A purple background and white text that reads “12 UDL Tips for 2024.” Below this heading, there is a highlighted tip, “Tip #5 - The D in UDL Stands for Design.” To the right, there is an illustration of two figures in front of a large computer monitor; one figure holds a megaphone and the other holds up an image, with various design elements like color swatches and geometric shapes around them.

Tip #5 – The D in UDL Stands for Design 

All artists must become intimately familiar with the materials and techniques that they work with to turn paint or wool or pixels into art. The field of design is somewhat unique because it doesn’t just experiment with the relationship of practical function and aesthetic form, it seeks to maximize both simultaneously. An engineer wants to build a more effective bridge; an artist wants to creatively capture the essence of crossing; a designer says that the job isn’t done well until you achieve both.   

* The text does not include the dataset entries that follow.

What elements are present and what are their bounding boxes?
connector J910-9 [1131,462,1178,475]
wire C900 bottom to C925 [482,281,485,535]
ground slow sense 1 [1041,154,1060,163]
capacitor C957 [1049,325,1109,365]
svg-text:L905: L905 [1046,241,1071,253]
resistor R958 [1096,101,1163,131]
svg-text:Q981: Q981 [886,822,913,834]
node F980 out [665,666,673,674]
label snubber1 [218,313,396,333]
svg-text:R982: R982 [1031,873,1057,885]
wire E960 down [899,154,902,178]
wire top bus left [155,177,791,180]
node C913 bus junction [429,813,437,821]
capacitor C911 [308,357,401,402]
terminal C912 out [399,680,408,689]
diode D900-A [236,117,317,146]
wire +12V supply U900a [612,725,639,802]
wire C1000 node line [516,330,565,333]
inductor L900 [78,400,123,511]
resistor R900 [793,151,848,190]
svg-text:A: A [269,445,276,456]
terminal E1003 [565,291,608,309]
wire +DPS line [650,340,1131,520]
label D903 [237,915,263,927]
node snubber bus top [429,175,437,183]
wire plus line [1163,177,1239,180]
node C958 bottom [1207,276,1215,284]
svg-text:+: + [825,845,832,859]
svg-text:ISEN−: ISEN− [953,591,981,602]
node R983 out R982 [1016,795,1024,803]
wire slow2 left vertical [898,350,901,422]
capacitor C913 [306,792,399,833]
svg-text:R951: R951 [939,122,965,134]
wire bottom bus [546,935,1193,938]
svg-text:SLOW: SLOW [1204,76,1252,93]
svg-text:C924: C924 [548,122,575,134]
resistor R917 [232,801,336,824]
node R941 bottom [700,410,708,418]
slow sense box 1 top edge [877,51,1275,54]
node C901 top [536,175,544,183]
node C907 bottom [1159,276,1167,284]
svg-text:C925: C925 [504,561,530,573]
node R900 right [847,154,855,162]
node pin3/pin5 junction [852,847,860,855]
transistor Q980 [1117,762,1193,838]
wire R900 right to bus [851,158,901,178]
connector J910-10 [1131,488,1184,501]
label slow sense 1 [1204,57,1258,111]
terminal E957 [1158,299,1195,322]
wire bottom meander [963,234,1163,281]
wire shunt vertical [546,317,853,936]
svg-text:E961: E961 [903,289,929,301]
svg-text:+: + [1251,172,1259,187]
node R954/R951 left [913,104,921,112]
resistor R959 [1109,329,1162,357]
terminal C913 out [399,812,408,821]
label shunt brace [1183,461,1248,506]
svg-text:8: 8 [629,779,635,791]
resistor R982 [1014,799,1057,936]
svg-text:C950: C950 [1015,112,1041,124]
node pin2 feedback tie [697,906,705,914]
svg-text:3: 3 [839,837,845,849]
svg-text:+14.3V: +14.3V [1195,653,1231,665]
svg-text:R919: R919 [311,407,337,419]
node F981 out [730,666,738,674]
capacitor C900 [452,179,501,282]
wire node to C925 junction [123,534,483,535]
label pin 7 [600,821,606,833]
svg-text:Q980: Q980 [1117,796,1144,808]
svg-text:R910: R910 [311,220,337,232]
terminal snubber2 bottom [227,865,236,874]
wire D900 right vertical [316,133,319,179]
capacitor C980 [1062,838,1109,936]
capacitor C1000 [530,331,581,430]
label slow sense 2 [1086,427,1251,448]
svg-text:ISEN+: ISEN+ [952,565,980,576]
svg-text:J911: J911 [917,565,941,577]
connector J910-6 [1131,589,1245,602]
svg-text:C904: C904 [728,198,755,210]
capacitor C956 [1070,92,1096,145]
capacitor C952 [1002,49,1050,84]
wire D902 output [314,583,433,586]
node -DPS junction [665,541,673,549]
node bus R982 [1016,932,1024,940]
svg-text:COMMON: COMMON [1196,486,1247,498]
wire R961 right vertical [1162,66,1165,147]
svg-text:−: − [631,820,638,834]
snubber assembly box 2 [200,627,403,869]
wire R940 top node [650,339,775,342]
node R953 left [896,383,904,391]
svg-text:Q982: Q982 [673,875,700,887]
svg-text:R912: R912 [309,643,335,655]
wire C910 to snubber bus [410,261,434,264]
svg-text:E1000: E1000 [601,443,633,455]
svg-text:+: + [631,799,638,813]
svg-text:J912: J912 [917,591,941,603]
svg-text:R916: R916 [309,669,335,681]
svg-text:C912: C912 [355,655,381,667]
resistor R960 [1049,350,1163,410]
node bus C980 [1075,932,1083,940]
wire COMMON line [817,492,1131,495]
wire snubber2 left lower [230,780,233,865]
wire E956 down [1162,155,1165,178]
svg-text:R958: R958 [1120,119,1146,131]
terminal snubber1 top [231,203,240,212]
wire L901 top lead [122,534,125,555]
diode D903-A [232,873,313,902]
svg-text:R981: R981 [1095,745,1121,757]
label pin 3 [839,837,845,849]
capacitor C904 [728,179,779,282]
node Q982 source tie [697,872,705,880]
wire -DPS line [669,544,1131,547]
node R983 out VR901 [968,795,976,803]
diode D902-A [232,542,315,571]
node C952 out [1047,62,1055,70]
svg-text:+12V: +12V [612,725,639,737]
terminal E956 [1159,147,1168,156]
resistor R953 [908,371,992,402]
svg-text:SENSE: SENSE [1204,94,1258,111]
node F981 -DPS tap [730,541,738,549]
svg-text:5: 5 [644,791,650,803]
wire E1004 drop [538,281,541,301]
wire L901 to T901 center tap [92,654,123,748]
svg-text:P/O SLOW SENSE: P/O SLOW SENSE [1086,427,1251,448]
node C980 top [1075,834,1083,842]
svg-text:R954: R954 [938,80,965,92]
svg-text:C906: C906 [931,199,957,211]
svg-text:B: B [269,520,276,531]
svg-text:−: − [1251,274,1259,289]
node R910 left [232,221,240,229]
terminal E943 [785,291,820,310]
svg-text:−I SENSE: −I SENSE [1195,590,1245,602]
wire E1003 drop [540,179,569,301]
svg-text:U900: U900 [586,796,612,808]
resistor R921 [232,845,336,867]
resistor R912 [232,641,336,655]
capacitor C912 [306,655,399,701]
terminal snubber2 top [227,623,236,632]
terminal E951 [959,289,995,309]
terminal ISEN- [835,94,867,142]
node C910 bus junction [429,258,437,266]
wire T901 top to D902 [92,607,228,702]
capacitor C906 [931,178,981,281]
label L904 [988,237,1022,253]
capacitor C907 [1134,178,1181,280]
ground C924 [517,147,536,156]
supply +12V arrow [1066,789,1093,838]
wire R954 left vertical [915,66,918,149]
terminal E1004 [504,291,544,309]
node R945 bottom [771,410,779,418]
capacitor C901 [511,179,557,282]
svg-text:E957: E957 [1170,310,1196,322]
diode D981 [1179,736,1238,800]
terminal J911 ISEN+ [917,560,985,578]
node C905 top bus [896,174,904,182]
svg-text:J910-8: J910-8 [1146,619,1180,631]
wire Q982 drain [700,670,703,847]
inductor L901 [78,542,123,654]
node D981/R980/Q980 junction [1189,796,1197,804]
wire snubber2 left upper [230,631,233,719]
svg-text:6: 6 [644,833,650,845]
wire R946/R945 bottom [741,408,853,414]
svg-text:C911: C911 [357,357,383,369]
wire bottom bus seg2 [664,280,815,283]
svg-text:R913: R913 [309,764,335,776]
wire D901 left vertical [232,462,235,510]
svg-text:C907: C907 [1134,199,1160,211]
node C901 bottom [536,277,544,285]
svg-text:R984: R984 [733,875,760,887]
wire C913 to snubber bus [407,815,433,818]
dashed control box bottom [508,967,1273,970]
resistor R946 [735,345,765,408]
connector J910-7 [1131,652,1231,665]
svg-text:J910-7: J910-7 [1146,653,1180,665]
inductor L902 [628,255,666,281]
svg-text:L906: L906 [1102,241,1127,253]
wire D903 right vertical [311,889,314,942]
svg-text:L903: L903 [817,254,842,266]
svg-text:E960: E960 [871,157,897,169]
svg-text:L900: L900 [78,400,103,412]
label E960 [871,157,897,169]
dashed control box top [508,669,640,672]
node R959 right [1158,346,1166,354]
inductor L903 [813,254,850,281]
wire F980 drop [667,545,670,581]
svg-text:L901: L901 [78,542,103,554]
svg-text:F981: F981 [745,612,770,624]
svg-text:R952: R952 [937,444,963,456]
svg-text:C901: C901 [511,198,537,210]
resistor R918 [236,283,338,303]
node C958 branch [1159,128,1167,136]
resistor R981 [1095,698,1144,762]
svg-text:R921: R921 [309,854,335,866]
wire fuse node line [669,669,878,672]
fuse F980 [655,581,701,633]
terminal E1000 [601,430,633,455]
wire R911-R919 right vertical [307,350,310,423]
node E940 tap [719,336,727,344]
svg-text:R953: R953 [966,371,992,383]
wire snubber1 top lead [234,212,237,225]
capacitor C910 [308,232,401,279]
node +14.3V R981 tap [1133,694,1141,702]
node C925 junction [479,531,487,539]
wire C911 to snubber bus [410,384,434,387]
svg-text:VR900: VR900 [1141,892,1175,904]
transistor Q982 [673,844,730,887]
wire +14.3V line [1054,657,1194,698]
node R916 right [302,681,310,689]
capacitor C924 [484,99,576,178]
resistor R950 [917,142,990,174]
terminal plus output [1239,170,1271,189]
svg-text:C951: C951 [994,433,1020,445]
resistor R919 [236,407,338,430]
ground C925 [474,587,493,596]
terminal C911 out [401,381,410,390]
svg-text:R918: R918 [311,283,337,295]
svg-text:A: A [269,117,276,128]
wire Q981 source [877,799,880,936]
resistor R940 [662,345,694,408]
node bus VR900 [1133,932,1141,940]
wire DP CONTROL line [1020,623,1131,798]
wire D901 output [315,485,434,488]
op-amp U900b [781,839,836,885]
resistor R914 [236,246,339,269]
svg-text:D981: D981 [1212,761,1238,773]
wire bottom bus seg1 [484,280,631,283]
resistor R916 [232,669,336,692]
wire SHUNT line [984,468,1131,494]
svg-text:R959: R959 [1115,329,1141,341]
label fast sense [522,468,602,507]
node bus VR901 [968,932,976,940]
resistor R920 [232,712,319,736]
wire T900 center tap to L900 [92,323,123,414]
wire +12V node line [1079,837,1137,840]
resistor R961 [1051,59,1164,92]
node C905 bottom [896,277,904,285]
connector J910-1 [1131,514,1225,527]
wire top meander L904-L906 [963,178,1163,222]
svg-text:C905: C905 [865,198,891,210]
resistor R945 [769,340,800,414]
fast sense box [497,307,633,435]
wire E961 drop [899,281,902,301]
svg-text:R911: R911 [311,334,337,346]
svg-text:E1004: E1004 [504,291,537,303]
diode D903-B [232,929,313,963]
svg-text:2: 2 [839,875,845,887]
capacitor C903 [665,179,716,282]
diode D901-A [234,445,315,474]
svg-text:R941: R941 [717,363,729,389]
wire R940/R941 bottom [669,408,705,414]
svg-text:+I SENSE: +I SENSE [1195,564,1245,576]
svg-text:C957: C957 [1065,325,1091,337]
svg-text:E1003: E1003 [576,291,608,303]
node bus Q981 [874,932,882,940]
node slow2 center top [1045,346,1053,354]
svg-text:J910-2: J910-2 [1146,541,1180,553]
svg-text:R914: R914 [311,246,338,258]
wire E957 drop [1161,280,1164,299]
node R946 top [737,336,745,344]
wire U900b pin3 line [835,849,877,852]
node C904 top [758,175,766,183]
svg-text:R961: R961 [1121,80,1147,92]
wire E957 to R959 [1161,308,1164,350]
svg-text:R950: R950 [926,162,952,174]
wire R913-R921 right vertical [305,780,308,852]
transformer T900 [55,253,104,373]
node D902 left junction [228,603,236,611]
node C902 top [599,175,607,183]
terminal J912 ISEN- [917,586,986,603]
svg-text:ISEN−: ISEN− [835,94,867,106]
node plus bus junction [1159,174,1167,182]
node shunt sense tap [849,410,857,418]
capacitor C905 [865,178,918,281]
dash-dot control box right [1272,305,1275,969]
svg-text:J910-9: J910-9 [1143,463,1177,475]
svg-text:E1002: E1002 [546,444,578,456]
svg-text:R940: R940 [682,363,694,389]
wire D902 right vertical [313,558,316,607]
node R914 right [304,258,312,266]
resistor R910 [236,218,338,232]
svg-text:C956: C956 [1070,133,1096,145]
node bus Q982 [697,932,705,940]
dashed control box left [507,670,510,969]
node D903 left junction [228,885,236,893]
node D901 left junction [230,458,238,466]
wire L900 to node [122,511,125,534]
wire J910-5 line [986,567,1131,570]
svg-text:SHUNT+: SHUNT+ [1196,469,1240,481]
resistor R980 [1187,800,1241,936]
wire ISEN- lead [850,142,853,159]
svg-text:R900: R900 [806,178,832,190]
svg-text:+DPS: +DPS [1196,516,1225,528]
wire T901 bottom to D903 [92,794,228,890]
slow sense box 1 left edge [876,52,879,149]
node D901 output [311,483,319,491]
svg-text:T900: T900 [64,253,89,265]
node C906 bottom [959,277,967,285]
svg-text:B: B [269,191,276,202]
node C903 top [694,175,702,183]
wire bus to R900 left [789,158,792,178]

When it comes to the world of education, our Academic Mini-Conference 2024 keynote speaker Dr. Carrie Nolan started her talk with the importance of designing learning experiences in her presentation, IN OUR DESIGN ERA. The framework that she chose to address the educational experience of our future students focused on experiential learning, a regenerative paradigm, and building in a sense of adventure that fosters purposeful risk-taking and creative solutions. However, as with most things UDL, design as a fundamental pillar of education is not a new concept. 

The work that the Curriculum Consultants do here in the Teaching & Curriculum Development Centre (TCDC) at snəw̓eyəɬ leləm̓ Langara College is often referred to as instructional design. At the heart of that work is the goal of creating compelling experiences for learners in a well-designed environment, whether it be the classroom, course, program or the entire curriculum. So, as you start to think of yourself more as an artist/engineer of learning experiences, start with clear goals.  

This instructional design approach is known as Outcomes-Based Teaching & Learning. You can start by asking yourself some questions. Do you have explicit, measurable learning outcomes? Do you communicate those learning outcomes clearly to students? Does the design of your course or curriculum actually support the achievement of the learning outcomes? TCDC offers a number on resources on Course (Re)Design, including the video on Learning Outcomes below. 

Another way of thinking about this process of starting with learning goals, rather than course content, is the idea of backwards design. This YouTube video link offers a brief introduction to the backwards design framework.

Once you have clear, purposeful learning outcomes, the next step of UDL is always to include multiple means of engagement, representation, and action/expression. Good design means that students have flexible means to achieve the goals that you have set out. But it’s not just that students have choice or alternative means to engage with course material or express their learning. If the instructor has set a complex learning goal, then the course design can introduce scaffolding 

An example of scaffolding is when an instructor breaks down a complex learning goal into smaller learning activities and assessments that allow the learner to work on smaller chunks that build on each other. Scaffolding can help shift the focus from the product (exam, paper, project) to the learning process. It also offers opportunities to give students formative feedback that helps them improve throughout the learning process, rather than just a summative final grade for the end product.   

There are lots of ways to design learning experiences for your students: experiential learning, building on students’ prior knowledge, providing real-world or career context, adventure! Whatever you choose as your focus, remember that designers combine effective structure (bridge) with effective communication (the notion of crossing). It is easier for students to grasp the learning process, if the instructor uses rubrics to set clear expectations for the learning that they must demonstrate. In addition to rubrics, instructors can provide anonymized examples of previous student work that demonstrate concretely what it means to exceed, meet, partially meet, or fail to meet expectations.   

The design element in UDL encourages instructors to be creative, bold, and purposeful to maximize the effectiveness of the learning experience.